Segundo dados divulgados pela Agência Brasil com base no Conselho Federal de Farmácia, a importação das chamadas “canetas emagrecedoras” cresceu 88% em 2025. A compra de medicamentos como Ozempic, Wegovy e Mounjaro somou cerca de R$ 9 bilhões no período.

Nesse cenário, uma nova substância passou a chamar atenção no debate científico: o FGF21, hormônio produzido naturalmente pelo corpo e investigado por seu possível efeito no tratamento da obesidade.

Um estudo de pesquisadores da Universidade de Oklahoma, publicado na revista Cell Reports, apontou que a administração farmacológica de FGF21 foi capaz de reverter obesidade em camundongos ao ativar circuitos cerebrais ligados ao metabolismo. Diferentemente dos medicamentos da classe GLP-1, que atuam principalmente na redução do apetite, o FGF21 teria efeito associado ao aumento do gasto energético.

Apesar do potencial, especialistas alertam que o achado ainda está distante de uma aplicação ampla em pacientes. Para o endocrinologista Sérgio Vencio, o estudo dos peptídeos no emagrecimento, como o FGF21, é uma área em expansão, mas ainda depende de comprovação clínica robusta.

“Essas medicações que erroneamente chamamos de caneta emagrecedora são muito mais que isso, porque são remédios para tratar diabetes e prevenir doença cardiovascular”, afirma. “Mas eles são extremamente seguros quando utilizados corretamente e com o remédio correto.”

Segundo Vencio, ainda não há estudos de fase 3 que comprovem a segurança e a eficácia do FGF21 para emagrecimento em larga escala. Esse tipo de etapa envolve aplicação em grande número de pessoas, com grupos de controle, para avaliar resultados, efeitos colaterais e riscos.

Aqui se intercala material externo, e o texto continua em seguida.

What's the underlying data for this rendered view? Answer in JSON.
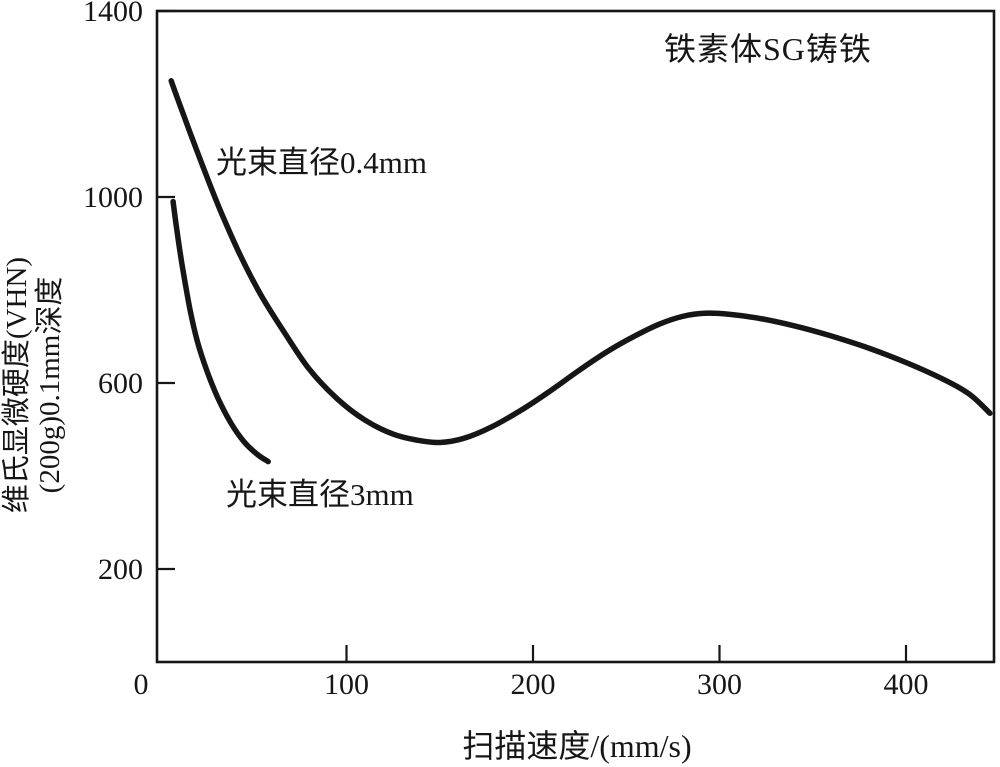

Esse potencial ainda teria levado ao aumento do comércio irregular do medicamento, sobretudo nos Estados Unidos da América, onde ocorrem as principais pesquisas da área.

O médico explica que o FGF21 é uma proteína encontrada naturalmente no organismo e mais observada em determinados processos metabólicos, inclusive em pessoas em emagrecimento. Isso levou cientistas a investigarem o potencial da substância como alternativa ou complemento aos medicamentos já disponíveis.

No Brasil, porém, Vencio afirma que os estudos ainda são escassos e tratam mais da presença natural do hormônio no corpo do que de sua aplicação como tratamento. “Temos estudos publicados no seguinte sentido: ‘o paciente fez uma dieta mediterrânea com exercício físico e o FGF21 subiu’. Mas cadê o paciente que utilizou o FGF21 por dois ou três anos para emagrecer? E qual é o resultado? Qual é o efeito colateral? Qual é o risco? Essas informações não temos”, pontua.